Vartan Gregorian - Professorships

Professorships

Prior to receiving his PhD, Gregorian had already begun teaching European and Middle Eastern history at San Francisco State College (now San Francisco State University) upon returning to California from Afghanistan in 1962. He left San Francisco State in 1968 and for a brief stint served as Associate Professor at UCLA. That same year he joined the faculty of the University of Texas at Austin, where he remained until 1972. He received the title of Professor at UT Austin, and also served as the Director of Special Programs there from 1970–1972.
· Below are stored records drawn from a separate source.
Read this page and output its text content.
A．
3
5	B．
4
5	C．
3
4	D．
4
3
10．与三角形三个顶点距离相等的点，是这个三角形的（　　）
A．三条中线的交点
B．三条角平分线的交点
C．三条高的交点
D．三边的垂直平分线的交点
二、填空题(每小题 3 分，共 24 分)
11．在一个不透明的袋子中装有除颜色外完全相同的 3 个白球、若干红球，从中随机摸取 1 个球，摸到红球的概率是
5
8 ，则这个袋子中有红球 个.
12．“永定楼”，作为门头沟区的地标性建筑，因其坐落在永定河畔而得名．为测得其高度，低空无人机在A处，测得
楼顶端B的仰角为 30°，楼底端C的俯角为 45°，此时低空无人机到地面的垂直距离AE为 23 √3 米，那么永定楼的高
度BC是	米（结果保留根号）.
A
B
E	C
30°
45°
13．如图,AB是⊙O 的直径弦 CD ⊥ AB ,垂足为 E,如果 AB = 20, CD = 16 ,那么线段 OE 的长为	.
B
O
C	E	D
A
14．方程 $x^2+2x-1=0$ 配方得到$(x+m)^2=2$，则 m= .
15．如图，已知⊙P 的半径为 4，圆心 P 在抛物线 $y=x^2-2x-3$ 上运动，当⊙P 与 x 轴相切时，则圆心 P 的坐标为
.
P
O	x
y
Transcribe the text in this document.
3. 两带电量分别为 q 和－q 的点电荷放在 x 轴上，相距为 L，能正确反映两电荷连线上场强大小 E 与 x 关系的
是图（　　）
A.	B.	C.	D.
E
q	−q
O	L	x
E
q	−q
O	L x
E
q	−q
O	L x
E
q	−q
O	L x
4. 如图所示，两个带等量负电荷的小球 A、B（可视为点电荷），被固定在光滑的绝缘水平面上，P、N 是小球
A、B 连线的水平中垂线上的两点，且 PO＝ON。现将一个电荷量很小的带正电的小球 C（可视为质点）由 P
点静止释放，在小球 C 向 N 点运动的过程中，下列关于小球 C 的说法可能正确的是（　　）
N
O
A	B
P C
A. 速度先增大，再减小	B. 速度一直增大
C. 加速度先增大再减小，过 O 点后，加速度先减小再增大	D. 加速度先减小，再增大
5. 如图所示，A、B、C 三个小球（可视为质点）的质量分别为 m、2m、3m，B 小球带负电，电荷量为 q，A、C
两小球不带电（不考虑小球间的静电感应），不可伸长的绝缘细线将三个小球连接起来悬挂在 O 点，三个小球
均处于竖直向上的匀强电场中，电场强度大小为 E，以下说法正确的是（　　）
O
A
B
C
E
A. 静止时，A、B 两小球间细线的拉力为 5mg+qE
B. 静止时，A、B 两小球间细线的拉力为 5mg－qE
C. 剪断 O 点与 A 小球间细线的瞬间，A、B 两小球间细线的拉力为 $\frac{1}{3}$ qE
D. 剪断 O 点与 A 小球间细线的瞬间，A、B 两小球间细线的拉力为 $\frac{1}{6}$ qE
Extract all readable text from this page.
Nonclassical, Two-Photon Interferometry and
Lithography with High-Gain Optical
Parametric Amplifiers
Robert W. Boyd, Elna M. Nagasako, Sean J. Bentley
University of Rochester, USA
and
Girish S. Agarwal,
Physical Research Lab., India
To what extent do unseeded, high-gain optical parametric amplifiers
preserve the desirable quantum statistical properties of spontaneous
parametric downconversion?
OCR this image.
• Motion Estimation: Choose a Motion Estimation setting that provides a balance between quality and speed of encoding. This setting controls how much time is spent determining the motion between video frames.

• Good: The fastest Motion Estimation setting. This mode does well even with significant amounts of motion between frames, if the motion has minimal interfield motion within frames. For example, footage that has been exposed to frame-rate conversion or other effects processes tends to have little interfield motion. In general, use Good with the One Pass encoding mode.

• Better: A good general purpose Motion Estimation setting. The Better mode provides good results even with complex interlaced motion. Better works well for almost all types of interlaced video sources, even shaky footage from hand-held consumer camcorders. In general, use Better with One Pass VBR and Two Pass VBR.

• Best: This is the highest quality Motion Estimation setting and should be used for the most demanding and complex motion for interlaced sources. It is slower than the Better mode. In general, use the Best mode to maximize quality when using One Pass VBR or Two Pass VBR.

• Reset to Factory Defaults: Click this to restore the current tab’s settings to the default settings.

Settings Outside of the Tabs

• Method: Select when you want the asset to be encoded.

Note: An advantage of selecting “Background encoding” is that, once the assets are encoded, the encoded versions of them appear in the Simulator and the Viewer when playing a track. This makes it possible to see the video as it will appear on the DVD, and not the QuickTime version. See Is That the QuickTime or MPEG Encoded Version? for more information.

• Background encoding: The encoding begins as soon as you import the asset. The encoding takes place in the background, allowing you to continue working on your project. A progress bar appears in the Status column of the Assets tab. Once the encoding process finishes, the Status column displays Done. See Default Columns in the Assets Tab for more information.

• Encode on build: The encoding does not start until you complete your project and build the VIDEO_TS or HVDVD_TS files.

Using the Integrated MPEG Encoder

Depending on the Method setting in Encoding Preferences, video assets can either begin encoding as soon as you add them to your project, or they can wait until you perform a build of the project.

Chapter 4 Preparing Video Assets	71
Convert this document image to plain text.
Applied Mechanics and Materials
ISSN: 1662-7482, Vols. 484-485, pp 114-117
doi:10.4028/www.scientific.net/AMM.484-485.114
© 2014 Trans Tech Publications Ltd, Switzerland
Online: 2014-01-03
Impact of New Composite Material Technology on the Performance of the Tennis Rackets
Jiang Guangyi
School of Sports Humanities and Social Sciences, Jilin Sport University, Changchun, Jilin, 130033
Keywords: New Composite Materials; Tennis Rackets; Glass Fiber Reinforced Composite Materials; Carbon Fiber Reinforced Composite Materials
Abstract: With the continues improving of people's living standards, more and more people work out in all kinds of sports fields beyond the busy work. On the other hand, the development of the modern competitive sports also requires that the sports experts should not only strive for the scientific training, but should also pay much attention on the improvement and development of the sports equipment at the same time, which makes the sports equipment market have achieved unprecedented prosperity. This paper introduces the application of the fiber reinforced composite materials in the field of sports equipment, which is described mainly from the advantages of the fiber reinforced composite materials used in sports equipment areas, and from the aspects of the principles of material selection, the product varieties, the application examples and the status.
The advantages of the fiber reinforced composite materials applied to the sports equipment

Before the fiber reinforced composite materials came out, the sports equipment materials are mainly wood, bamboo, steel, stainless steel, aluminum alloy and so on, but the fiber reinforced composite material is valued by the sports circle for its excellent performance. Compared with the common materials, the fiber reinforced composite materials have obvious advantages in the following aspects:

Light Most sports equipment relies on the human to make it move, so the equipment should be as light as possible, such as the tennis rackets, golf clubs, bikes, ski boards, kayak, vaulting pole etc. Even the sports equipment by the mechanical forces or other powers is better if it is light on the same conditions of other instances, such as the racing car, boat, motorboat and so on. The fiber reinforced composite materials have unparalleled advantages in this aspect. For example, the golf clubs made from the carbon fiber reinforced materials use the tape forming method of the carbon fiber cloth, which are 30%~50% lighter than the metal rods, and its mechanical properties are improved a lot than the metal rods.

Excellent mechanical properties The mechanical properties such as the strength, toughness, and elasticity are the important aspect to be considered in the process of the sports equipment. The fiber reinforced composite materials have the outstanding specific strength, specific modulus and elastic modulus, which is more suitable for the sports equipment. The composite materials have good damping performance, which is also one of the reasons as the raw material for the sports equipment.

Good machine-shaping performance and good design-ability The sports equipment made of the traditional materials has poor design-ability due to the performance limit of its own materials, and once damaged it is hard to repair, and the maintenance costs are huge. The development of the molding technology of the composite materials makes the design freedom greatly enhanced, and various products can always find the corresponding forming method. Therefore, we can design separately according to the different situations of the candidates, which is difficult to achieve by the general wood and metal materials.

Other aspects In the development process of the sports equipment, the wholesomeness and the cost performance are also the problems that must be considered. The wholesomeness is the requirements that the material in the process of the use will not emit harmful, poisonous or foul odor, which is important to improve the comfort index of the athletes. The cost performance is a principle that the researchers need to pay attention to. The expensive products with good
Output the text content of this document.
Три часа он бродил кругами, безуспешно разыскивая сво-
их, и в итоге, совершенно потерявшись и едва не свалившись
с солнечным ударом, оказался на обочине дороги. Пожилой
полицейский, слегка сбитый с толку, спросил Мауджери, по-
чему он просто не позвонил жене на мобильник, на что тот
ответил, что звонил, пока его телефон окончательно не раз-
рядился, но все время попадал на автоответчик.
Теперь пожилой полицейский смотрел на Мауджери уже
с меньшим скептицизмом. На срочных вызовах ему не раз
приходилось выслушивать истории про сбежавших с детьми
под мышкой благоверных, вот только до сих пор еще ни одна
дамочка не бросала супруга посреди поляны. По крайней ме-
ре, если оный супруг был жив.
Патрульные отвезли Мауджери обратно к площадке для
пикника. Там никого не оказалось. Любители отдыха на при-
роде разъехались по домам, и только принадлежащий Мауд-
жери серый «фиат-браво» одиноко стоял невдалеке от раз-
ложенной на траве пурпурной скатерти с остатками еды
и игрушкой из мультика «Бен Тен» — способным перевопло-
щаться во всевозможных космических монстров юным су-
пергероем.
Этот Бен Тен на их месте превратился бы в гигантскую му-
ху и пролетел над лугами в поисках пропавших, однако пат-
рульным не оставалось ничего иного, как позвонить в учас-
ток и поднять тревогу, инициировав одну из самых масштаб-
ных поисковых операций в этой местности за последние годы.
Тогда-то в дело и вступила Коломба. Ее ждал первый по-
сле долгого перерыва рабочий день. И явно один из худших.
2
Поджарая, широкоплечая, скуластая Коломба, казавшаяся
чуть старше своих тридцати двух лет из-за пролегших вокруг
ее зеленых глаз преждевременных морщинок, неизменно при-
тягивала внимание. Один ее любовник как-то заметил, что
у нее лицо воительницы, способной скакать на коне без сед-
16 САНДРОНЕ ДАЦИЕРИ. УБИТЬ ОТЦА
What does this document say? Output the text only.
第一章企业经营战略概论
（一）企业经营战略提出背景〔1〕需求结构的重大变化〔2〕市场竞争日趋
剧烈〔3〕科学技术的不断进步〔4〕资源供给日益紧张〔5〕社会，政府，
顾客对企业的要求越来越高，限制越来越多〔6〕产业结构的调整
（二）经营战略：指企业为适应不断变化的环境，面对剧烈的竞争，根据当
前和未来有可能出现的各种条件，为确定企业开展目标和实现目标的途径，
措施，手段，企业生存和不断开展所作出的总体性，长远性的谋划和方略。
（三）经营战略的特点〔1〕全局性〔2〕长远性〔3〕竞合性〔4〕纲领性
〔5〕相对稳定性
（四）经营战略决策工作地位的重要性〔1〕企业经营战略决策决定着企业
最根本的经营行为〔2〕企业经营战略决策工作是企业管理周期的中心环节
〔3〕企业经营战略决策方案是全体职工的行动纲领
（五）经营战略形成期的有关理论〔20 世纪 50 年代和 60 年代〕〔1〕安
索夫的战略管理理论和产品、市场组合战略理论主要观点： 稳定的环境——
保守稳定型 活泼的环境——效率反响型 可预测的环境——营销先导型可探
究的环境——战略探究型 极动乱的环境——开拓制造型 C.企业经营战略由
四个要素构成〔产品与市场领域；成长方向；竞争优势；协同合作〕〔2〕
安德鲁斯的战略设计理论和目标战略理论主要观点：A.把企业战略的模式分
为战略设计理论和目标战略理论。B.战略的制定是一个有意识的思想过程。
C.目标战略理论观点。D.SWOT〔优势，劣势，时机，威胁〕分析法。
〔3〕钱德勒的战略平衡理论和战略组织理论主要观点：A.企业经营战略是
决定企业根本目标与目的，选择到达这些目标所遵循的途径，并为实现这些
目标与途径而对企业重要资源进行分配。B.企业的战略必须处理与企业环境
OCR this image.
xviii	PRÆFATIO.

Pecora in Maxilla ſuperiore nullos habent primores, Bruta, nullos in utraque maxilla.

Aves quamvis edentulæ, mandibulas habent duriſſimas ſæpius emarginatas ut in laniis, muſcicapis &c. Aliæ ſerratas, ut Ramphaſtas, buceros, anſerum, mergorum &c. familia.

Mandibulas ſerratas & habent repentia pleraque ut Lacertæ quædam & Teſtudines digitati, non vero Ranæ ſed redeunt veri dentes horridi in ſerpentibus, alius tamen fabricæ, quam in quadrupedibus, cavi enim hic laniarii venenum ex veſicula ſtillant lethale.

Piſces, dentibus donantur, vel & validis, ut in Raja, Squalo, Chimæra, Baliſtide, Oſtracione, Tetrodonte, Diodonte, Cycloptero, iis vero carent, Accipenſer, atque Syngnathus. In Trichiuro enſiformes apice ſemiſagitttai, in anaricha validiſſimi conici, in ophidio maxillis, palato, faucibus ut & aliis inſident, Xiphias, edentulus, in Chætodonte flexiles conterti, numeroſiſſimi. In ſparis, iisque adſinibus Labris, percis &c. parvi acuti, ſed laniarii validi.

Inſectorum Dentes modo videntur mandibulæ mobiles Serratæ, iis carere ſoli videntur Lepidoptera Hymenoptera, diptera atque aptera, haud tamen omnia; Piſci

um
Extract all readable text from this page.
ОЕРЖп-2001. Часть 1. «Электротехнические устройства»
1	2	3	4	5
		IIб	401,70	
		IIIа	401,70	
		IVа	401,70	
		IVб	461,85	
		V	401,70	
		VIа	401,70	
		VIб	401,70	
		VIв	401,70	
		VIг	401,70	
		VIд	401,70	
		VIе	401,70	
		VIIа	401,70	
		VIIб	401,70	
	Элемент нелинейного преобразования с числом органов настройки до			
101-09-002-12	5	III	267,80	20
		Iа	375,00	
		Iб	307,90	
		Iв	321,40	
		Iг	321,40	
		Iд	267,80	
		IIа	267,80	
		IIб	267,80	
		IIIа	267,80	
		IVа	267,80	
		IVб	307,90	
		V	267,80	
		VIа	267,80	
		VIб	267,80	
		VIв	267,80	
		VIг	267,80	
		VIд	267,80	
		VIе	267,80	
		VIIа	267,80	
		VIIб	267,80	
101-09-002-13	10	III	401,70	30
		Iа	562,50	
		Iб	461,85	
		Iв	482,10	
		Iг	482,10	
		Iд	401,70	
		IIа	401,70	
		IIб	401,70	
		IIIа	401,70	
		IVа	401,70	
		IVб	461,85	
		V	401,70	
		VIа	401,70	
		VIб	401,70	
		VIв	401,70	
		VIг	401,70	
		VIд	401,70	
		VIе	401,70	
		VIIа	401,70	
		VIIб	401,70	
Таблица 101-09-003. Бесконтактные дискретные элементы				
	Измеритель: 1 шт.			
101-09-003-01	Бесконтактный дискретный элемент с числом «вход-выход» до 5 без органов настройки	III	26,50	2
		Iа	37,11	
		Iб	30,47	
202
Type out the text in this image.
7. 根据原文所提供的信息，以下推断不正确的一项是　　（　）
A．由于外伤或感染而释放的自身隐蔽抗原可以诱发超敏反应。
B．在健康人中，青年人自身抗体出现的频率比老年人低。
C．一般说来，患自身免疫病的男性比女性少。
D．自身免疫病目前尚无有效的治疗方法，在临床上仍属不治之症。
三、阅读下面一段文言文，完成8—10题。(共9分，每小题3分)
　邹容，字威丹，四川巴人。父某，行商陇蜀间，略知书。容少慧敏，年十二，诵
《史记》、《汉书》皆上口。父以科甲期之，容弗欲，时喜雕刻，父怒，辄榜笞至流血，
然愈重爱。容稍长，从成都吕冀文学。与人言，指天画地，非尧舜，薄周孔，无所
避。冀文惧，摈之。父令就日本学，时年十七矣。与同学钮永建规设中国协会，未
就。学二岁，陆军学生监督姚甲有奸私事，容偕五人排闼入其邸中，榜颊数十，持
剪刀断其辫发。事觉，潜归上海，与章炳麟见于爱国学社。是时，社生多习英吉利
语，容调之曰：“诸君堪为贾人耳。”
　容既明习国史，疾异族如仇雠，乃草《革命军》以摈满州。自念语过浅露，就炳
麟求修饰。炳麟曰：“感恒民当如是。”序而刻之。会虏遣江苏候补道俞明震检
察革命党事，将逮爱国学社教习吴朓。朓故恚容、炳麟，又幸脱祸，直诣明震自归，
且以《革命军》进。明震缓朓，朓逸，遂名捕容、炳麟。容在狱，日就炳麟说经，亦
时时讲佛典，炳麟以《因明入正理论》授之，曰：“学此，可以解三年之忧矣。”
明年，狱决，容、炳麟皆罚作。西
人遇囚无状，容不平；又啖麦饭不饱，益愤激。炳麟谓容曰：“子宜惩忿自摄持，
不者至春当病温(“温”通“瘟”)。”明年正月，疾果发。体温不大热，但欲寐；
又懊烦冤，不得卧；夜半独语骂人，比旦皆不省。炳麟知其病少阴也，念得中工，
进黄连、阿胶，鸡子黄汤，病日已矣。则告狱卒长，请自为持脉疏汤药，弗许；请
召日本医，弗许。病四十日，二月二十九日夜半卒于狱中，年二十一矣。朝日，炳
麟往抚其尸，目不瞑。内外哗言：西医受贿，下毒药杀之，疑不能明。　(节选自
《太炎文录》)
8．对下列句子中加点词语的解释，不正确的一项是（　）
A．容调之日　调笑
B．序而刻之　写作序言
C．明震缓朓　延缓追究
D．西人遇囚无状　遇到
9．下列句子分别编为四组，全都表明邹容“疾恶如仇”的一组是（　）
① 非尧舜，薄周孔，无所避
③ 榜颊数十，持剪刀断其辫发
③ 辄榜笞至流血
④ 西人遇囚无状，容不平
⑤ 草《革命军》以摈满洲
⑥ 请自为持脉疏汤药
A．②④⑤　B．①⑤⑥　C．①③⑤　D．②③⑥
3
Gregorian had been recruited to UT Austin by John Silber, then Dean of the Faculty of Arts and Sciences who was eventually fired at the urging of the Chairman of the Board of Trustees of the university, Frank Erwin, over a disagreement about whether to increase the university's student population and expand the university. Gregorian himself resigned in protest of the issue, but did not follow Silber and a number of other faculty members in their exodus to Boston University. Rather, in 1972, Gregorian accepted the position of Tarzian Professor of Armenian and Caucasian History and Professor of South Asian history at the University of Pennsylvania, an endowed professorship which allowed him to teach Armenian, South Asian, and European intellectual history.

In 1974, Gregorian was named Dean of the Faculty of Arts and Sciences at the University of Pennsylvania, the first person to hold this position. The Faculty of Arts and Sciences brought together 28 departments, 33 graduate groups, eight special programs and offices, 528 faculty members, some 5,500 undergraduates and 2,500 graduate students, making it the largest single component of the university, In 1978, Gregorian became Provost, chief academic officer of the university.

In 1980, then-president of the University of Pennsylvania Martin Meyerson announced his retirement, and there was speculation that Gregorian would succeed him. In fact, Gregorian had been offered the chancellorship at UC Berkeley, but had declined because he had been Provost at Penn for only two years and did not feel it was an appropriate time to leave his post. But Gregorian was never appointed President of the University of Pennsylvania. While there was no commitment on the part of the university to appoint him president, Gregorian did receive assurances that he would be given the opportunity to withdraw his candidacy if the position was not going to be offered to him so that he would not be a liability to whoever was appointed president of the university. "The story generally accepted," writes one Stanford alumnus in a 2005 interview with Gregorian, "is that some Philadelphia mandarins on Penn's board couldn’t tolerate a foreign name and accent—someone they saw as insufficiently polished and pedigreed—as president of their Ivy League institution." In 1981, Gregorian resigned as Provost, and Sheldon Hackney was named President of the University of Pennsylvania that year.